Desiring Lifestyles vs. Personal Narratives

00:08:07
Speaker
So it's about breaking that vicious circle, not the question. If no one could see what I'm doing, would I still be doing it? Would I still want to do it? If the answer is yes, that's alignment.
00:08:19
Speaker
If the answer is no, maybe it's just comparison dressing itself up as ambition. Let's remember something important. Everyone posts through their insecurities.
00:08:29
Speaker
Even the most successful, polished, accomplished people online are human. Everyone has doubts. Everyone has bad days. Everyone can feel overwhelmed. Everyone can question their past, can compare themselves to everyone else.
00:08:44
Speaker
And everyone also has imposter syndrome sometimes. All of these things are true. you know, I don't care how perfect someone's page looks. No one is immune to the human experience.
00:08:54
Speaker
And often people post the most when they feel the least secure. Because posting becomes a way to feel enough or visible or validated. You know, because like me, you'll get a message saying, your life is amazing, how do you do it?
00:09:09
Speaker
Remind yourself that you're only seeing a frame, not the film. You don't know what someone else's life is like, what their reality is like. We are too addicted to creating stories.
00:09:20
Speaker
We are storytellers. So we need to create the right stories, not about someone else's reality. When the girl from the fashion show reached out, her message reminded me that the way people see you is rarely the way you see yourself. She saw someone working constantly, achieving constantly, always doing something.
00:09:37
Speaker
Meanwhile, I know the full story, I know the days i do nothing, the moments I feel stuck, which could be quite often, the things that terrify me, the times I doubt everything, but people only to see the highlights.
00:09:49
Speaker
And you know what? That made me realize something important. You never know who's watching you and feeling inspired, even when you feel like you're not doing enough.
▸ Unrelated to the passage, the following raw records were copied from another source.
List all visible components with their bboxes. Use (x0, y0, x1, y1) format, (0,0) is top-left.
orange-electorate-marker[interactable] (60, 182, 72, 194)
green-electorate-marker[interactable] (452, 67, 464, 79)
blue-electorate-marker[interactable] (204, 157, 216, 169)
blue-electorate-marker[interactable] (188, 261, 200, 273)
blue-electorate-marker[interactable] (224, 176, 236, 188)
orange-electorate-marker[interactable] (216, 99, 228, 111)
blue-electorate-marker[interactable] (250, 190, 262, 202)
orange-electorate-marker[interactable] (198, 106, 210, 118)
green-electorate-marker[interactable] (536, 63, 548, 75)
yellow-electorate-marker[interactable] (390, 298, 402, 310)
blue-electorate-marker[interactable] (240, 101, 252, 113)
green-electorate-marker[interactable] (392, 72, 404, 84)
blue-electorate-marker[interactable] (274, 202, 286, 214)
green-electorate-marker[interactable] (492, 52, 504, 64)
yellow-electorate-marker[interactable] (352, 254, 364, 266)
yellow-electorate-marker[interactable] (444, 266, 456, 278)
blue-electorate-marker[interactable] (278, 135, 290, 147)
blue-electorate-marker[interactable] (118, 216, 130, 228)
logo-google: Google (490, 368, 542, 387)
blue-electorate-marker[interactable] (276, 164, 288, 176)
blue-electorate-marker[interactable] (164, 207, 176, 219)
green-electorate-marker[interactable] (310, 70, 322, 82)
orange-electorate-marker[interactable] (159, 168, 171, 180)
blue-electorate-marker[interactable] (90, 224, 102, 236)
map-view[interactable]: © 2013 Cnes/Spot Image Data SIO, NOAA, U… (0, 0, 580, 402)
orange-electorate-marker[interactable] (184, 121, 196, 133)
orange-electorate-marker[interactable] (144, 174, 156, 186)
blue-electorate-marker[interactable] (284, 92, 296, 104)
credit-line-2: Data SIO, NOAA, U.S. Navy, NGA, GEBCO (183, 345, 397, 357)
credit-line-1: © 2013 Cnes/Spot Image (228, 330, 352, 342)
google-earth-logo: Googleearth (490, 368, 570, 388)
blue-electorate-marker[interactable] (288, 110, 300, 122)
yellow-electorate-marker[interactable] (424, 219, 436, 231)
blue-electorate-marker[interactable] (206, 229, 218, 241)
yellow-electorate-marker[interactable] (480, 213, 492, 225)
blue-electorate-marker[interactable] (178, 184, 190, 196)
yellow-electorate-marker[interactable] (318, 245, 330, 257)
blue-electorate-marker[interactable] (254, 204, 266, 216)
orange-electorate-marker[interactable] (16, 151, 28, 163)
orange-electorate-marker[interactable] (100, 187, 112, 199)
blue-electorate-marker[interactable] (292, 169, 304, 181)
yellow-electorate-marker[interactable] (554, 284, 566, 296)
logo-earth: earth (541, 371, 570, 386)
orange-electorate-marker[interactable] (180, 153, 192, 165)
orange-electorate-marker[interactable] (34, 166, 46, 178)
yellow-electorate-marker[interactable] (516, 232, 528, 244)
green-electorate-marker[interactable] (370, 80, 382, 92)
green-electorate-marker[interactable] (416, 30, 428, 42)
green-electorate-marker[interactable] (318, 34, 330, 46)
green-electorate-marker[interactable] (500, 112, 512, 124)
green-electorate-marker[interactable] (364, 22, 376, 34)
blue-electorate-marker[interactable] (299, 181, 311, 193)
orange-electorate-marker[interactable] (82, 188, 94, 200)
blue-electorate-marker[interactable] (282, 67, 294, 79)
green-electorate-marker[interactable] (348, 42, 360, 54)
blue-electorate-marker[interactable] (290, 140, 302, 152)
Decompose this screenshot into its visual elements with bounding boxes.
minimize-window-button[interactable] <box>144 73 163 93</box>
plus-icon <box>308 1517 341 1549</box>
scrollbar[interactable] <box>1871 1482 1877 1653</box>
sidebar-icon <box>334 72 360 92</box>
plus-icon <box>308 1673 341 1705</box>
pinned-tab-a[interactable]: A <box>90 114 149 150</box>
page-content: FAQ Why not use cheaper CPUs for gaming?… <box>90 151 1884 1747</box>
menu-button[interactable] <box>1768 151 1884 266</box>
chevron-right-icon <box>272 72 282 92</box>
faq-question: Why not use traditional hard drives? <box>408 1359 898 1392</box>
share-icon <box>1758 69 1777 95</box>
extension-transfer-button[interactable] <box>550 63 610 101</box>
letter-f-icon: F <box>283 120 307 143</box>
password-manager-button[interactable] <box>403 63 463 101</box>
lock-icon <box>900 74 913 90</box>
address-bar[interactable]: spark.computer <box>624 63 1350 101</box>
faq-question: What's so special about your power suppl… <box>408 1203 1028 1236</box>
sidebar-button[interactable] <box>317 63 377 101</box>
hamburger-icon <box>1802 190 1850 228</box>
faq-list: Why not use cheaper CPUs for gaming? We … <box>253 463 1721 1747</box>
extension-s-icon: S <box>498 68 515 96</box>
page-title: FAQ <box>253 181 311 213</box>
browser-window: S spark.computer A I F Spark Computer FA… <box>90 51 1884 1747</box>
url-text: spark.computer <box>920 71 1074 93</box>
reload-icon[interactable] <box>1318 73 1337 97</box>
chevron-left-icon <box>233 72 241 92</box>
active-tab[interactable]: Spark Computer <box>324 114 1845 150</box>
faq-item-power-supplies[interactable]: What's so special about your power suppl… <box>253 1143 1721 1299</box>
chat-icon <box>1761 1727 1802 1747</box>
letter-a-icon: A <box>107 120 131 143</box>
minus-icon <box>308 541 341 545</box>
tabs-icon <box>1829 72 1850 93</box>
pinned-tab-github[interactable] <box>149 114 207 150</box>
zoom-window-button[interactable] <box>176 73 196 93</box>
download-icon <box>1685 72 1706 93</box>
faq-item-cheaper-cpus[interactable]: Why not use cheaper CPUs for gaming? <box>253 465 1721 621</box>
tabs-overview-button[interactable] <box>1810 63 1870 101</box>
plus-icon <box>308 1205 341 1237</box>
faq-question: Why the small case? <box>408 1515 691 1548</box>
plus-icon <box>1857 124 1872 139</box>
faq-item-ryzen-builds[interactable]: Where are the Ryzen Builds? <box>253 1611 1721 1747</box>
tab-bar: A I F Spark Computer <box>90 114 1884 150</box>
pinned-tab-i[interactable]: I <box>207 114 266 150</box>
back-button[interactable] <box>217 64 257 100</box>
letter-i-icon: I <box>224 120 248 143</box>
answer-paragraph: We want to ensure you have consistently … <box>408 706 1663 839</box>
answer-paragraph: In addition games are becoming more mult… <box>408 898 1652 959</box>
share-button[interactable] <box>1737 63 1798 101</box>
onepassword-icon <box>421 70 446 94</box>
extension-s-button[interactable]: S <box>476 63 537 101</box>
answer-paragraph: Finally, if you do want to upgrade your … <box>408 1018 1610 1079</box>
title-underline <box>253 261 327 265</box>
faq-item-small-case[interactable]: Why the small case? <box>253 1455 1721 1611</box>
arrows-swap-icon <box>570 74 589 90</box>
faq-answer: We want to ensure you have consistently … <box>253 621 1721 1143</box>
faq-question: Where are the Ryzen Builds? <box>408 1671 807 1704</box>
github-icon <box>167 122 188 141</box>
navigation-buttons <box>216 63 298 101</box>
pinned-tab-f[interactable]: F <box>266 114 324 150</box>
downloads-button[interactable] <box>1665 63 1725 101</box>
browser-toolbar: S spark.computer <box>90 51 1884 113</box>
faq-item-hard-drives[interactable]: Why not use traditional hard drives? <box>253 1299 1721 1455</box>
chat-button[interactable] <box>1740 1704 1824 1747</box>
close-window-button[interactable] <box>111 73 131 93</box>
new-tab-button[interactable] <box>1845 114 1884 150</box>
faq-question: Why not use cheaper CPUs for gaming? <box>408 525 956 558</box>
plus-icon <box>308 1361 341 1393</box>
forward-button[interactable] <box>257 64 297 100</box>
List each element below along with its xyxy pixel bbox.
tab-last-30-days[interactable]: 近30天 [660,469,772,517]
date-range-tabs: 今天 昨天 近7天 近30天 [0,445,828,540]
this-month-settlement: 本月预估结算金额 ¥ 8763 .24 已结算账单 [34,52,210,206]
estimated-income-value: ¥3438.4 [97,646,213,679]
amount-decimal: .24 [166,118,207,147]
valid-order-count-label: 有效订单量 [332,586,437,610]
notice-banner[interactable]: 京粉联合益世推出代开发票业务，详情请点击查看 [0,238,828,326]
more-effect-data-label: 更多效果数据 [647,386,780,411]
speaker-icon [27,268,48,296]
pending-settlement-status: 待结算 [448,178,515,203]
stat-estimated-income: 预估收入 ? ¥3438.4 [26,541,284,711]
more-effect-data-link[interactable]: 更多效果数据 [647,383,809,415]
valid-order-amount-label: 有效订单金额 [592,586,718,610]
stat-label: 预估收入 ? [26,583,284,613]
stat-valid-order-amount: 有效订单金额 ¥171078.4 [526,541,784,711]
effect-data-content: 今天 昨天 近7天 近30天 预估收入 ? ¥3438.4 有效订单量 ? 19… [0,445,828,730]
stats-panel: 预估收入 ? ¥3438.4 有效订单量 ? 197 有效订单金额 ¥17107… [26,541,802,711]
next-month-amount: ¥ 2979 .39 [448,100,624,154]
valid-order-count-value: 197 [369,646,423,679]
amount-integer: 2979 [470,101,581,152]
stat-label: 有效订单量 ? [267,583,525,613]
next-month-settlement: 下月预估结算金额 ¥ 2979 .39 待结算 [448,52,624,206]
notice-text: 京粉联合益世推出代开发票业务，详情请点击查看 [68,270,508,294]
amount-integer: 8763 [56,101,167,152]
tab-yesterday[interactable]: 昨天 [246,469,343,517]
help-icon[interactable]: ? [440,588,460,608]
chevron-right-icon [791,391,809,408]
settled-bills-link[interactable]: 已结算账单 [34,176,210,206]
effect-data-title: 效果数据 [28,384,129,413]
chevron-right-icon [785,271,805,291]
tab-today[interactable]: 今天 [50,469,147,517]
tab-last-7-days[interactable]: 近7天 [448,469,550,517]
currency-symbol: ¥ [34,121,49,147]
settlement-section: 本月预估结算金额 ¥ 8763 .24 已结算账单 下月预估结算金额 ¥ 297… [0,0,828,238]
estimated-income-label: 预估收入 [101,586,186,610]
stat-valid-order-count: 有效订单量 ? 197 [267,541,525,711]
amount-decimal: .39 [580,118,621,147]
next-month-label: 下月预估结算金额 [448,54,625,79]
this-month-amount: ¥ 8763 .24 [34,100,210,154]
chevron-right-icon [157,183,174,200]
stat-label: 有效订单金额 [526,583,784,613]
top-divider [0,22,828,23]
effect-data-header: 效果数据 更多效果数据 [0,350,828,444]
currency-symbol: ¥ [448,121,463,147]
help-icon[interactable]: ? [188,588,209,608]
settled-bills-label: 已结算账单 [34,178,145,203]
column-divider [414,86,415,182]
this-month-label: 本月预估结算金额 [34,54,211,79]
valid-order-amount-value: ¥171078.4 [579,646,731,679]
Conclusion: Embracing Unique Journeys

00:09:58
Speaker
I talked tell a little bit about this in a previous episode, and it's about the ripple effect your energy has without you realizing.
00:10:06
Speaker
You might actually be inspiring someone during what you consider your quiet or unproductive times. So I want to leave you with a few gentle reminders. You are not behind.
00:10:17
Speaker
You're not less than. You're doing your life at your own pace, and that is enough. What you see online is not the whole story, not even close. Comparison is normal, but it doesn't have to control you.
00:10:31
Speaker
Social media is a tool. It should be used as such. It's not a measuring stick. And gratitude grows when you stop looking sideways and start looking inward.
00:10:42
Speaker
It's okay to want things. It's okay to have goals. But don't let someone else's highlight reel dictate how you feel about your journey. Or miss it altogether. Because when we focus on something else but ourselves, in our own lives, we could miss our own highlight reel.
00:10:59
Speaker
You're allowed to be proud of where you are now, even if you're still growing, even if you're still figuring things out. Because we all are.